In providing access to the individual, a covered entity must provide access to the PHI requested, in whole, or in part, no later than 30 calendar days from receiving the individual’s request. The 30 calendar days is an outer limit and covered entities are encouraged to respond as soon as possible.  Indeed, a covered entity may have the capacity to provide individuals with almost instantaneous or very prompt electronic access to the PHI requested through personal health records, web portals, or similar electronic means. If a covered entity is unable to provide access within 30 calendar days the covered entity may extend the time by no more than an additional 30 days.  To extend the time, the covered entity must, within the initial 30 days, inform the individual in writing of the reasons for the delay and the date by which the covered entity will provide access.  Only one extension is permitted per access request.

The Privacy Rule permits a covered entity to impose a reasonable, cost-based fee if the individual requests a copy of the PHI (or agrees to receive a summary or explanation of the information).  The fee may include only the cost of: (1) labor for copying the PHI requested by the individual, whether in paper or electronic form; (2) supplies for creating the paper copy or electronic media (e.g., CD or USB drive) if the individual requests that the electronic copy be provided on portable media; (3) postage, when the individual requests that the copy, or the summary or explanation, be mailed; and (4) preparation of an explanation or summary of the PHI, if agreed to by the individual.
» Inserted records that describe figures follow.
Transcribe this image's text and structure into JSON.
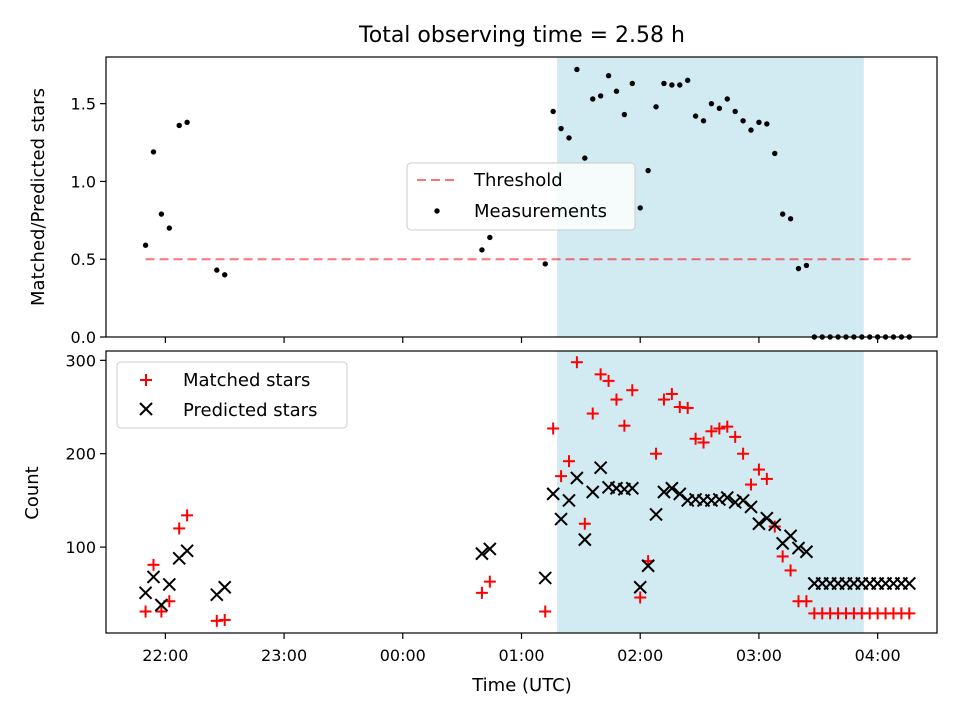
{
  "title": "Total observing time = 2.58 h",
  "colors": {
    "shade": "#add8e6",
    "threshold": "#ff0000",
    "matched": "#ff0000",
    "predicted": "#000000",
    "measure": "#000000"
  },
  "chart_data": [
    {
      "type": "scatter",
      "ylabel": "Matched/Predicted stars",
      "ylim": [
        0,
        1.8
      ],
      "yticks": [
        0.0,
        0.5,
        1.0,
        1.5
      ],
      "ytick_labels": [
        "0.0",
        "0.5",
        "1.0",
        "1.5"
      ],
      "shaded_region": [
        "01:18",
        "03:53"
      ],
      "threshold": {
        "name": "Threshold",
        "value": 0.5,
        "x_range": [
          "21:50",
          "04:18"
        ]
      },
      "legend": {
        "location": "center",
        "entries": [
          "Threshold",
          "Measurements"
        ]
      },
      "series": [
        {
          "name": "Measurements",
          "x": [
            "21:50",
            "21:54",
            "21:58",
            "22:02",
            "22:07",
            "22:11",
            "22:26",
            "22:30",
            "00:40",
            "00:44",
            "01:12",
            "01:16",
            "01:20",
            "01:24",
            "01:28",
            "01:32",
            "01:36",
            "01:40",
            "01:44",
            "01:48",
            "01:52",
            "01:56",
            "02:00",
            "02:04",
            "02:08",
            "02:12",
            "02:16",
            "02:20",
            "02:24",
            "02:28",
            "02:32",
            "02:36",
            "02:40",
            "02:44",
            "02:48",
            "02:52",
            "02:56",
            "03:00",
            "03:04",
            "03:08",
            "03:12",
            "03:16",
            "03:20",
            "03:24",
            "03:28",
            "03:32",
            "03:36",
            "03:40",
            "03:44",
            "03:48",
            "03:52",
            "03:56",
            "04:00",
            "04:04",
            "04:08",
            "04:12",
            "04:16"
          ],
          "y": [
            0.59,
            1.19,
            0.79,
            0.7,
            1.36,
            1.38,
            0.43,
            0.4,
            0.56,
            0.64,
            0.47,
            1.45,
            1.34,
            1.28,
            1.72,
            1.15,
            1.53,
            1.55,
            1.68,
            1.58,
            1.43,
            1.63,
            0.83,
            1.07,
            1.48,
            1.63,
            1.62,
            1.62,
            1.65,
            1.42,
            1.39,
            1.5,
            1.47,
            1.53,
            1.45,
            1.39,
            1.33,
            1.38,
            1.37,
            1.18,
            0.79,
            0.76,
            0.44,
            0.46,
            0.0,
            0.0,
            0.0,
            0.0,
            0.0,
            0.0,
            0.0,
            0.0,
            0.0,
            0.0,
            0.0,
            0.0,
            0.0
          ]
        }
      ]
    },
    {
      "type": "scatter",
      "xlabel": "Time (UTC)",
      "ylabel": "Count",
      "ylim": [
        8,
        310
      ],
      "yticks": [
        100,
        200,
        300
      ],
      "xticks": [
        "22:00",
        "23:00",
        "00:00",
        "01:00",
        "02:00",
        "03:00",
        "04:00"
      ],
      "xlim": [
        "21:30",
        "04:30"
      ],
      "shaded_region": [
        "01:18",
        "03:53"
      ],
      "legend": {
        "location": "upper left",
        "entries": [
          "Matched stars",
          "Predicted stars"
        ]
      },
      "series": [
        {
          "name": "Matched stars",
          "marker": "+",
          "x": [
            "21:50",
            "21:54",
            "21:58",
            "22:02",
            "22:07",
            "22:11",
            "22:26",
            "22:30",
            "00:40",
            "00:44",
            "01:12",
            "01:16",
            "01:20",
            "01:24",
            "01:28",
            "01:32",
            "01:36",
            "01:40",
            "01:44",
            "01:48",
            "01:52",
            "01:56",
            "02:00",
            "02:04",
            "02:08",
            "02:12",
            "02:16",
            "02:20",
            "02:24",
            "02:28",
            "02:32",
            "02:36",
            "02:40",
            "02:44",
            "02:48",
            "02:52",
            "02:56",
            "03:00",
            "03:04",
            "03:08",
            "03:12",
            "03:16",
            "03:20",
            "03:24",
            "03:28",
            "03:32",
            "03:36",
            "03:40",
            "03:44",
            "03:48",
            "03:52",
            "03:56",
            "04:00",
            "04:04",
            "04:08",
            "04:12",
            "04:16"
          ],
          "y": [
            31,
            81,
            31,
            42,
            120,
            134,
            21,
            22,
            51,
            63,
            31,
            227,
            176,
            192,
            298,
            125,
            243,
            285,
            278,
            258,
            230,
            268,
            46,
            85,
            200,
            258,
            264,
            250,
            249,
            216,
            212,
            224,
            227,
            229,
            218,
            200,
            167,
            183,
            173,
            122,
            90,
            75,
            42,
            42,
            29,
            29,
            29,
            29,
            29,
            29,
            29,
            29,
            29,
            29,
            29,
            29,
            29
          ]
        },
        {
          "name": "Predicted stars",
          "marker": "x",
          "x": [
            "21:50",
            "21:54",
            "21:58",
            "22:02",
            "22:07",
            "22:11",
            "22:26",
            "22:30",
            "00:40",
            "00:44",
            "01:12",
            "01:16",
            "01:20",
            "01:24",
            "01:28",
            "01:32",
            "01:36",
            "01:40",
            "01:44",
            "01:48",
            "01:52",
            "01:56",
            "02:00",
            "02:04",
            "02:08",
            "02:12",
            "02:16",
            "02:20",
            "02:24",
            "02:28",
            "02:32",
            "02:36",
            "02:40",
            "02:44",
            "02:48",
            "02:52",
            "02:56",
            "03:00",
            "03:04",
            "03:08",
            "03:12",
            "03:16",
            "03:20",
            "03:24",
            "03:28",
            "03:32",
            "03:36",
            "03:40",
            "03:44",
            "03:48",
            "03:52",
            "03:56",
            "04:00",
            "04:04",
            "04:08",
            "04:12",
            "04:16"
          ],
          "y": [
            51,
            68,
            38,
            60,
            88,
            96,
            49,
            57,
            93,
            98,
            67,
            157,
            130,
            150,
            174,
            108,
            159,
            185,
            164,
            163,
            162,
            163,
            57,
            80,
            135,
            159,
            163,
            157,
            150,
            151,
            150,
            150,
            151,
            153,
            148,
            150,
            143,
            125,
            131,
            124,
            104,
            112,
            99,
            95,
            61,
            61,
            61,
            61,
            61,
            61,
            61,
            61,
            61,
            61,
            61,
            61,
            61
          ]
        }
      ]
    }
  ]
}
The fee may not include costs associated with verification; documentation; searching for and retrieving the PHI; maintaining systems; recouping capital for data access, storage, or infrastructure; or other costs not listed above even if such costs are authorized by State law.

Under certain limited circumstances, a covered entity may deny an individual’s request for access to all or a portion of the PHI requested.  Most of these may not be germane to the DC.  Review the source article for specific examples.

An individual also has a right to direct the covered entity to transmit the PHI about the individual directly to another person or entity designated by the individual.  The individual’s request to direct the PHI to another person must be in writing, signed by the individual, and clearly identify the designated person and where to send the PHI.  A covered entity may accept an electronic copy of a signed request (e.g., PDF), as well as an electronically executed request (e.g., via a secure web portal) that includes an electronic signature.  

State laws that provide individuals with greater rights of access to their PHI than the Privacy Rule, or that are not contrary to the Privacy Rule, are not preempted by HIPAA and thus still apply.